Поднявшись по лестнице на этаж, миновав холл и сквозной коридор, мужчины оказались в просторной комнате с высокими потолками. Окна закрывали испачканные тёмно-зелёные шторы; их бархатистая ткань, украшенная арабесками и липкой грязью, тяжёлыми массивными складками ниспадала на комья пыли, покрывавшие чудесный паркетный пол.

Чашкин щёлкнул выключателем, и комнату залил мягкий электрический свет. Фигуры, едва различимые в вечерних лучах, с трудом пробивавшихся сквозь занавешенные окна, вдруг обрели чёткость и цвет. Увидев открывшуюся картину, матрос, стоявший за спинами вошедших, крякнул от удивления. Чашкин привычно отвернулся, втянул носом воздух и стал дышать медленно и неглубоко. Только юный Веремеев молча оглядывался по сторонам, впиваясь взглядом в увиденное.

Троих мужчин поразила вовсе не грязь и заброшенность помещения.

Комната выглядела кошмарно.

Стены её, некогда обитые гобеленом, ныне были завешаны белой тканью, прибитой к штукатурке короткими гвоздями.

Изысканный английский паркет, который когда-то мажордом натирал до блеска, украшали лишь комья пыли и размытые пятна непонятного оттенка.

Вдоль стен, рядом с комодом и фортепиано, между письменным столом и резным столиком с чайным сервизом, возвышались металлические столы, на которых были разложены хирургические инструменты.

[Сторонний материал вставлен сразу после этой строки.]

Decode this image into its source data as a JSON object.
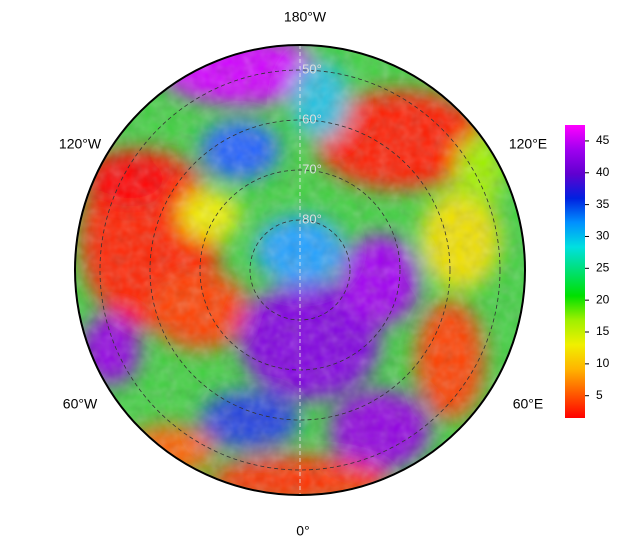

Однако в центре просторной комнаты, словно квинтэссенция общего ужасного впечатления, возвышались три медицинских стола с тремя человеческими телами — липкими, красными, неподвижными.

Трое вошедших, несомненно, уже видели трупы. Однако эти тела отличались от остальных.

— Первый — это мсье Бурвиль, я его узнаю, — произнёс мичман Веремеев, нарушая повисшую в воздухе тишину. — Его французский нос ни с чем не спутаешь. Второй, вероятно, хозяин дома, профессор Моложевич. А третий… Так вот почему меня пригласили?

Сняв капитанскую фуражку, Чашкин вытер платком вспотевший лоб.

— Да, это ваша сестра, — сочувственно вздохнул он, переминаясь с ноги на ногу, и тихо повторил: — Я же говорил вам: крепитесь.

— Да бросьте, — раздражённо отрезал молодой человек. — Что здесь случилось?

В ответ Чашкин осторожно втянул носом воздух и нерешительно, с какой-то явной неуверенностью, уныло повёл плечами.

— Когда мне доложили об инциденте, — ответил он, — патрульный, обнаруживший тела, опознал вашу сестру. Прежде чем вызывать городских жандармов, я решился пригласить вас. Катер за трупами прибудет нескоро, так что...

Мичман горестно усмехнулся: капитан был прав. Бурвиль и Моложевич, лежавшие на столах, были единственными врачами на «этой» стороне залива. Это означало, что медики не появятся здесь как минимум до рассвета.

Чашкин тем временем продолжал:

— Первый труп, как вы верно подметили, принадлежит мсье Бурвиллю, гарнизонному врачу. Вы его знали?

Немного смутившись, он добавил:

— Признаться, я хотел бы вас расспросить.

Не отвечая сразу, Веремеев поправил на шее офицерский шарф, прошёл в относительно чистый от крови угол комнаты и, усевшись на некогда роскошный диван, с краю которого валялись медицинские книги, уставился на Чашкина немигающим взглядом.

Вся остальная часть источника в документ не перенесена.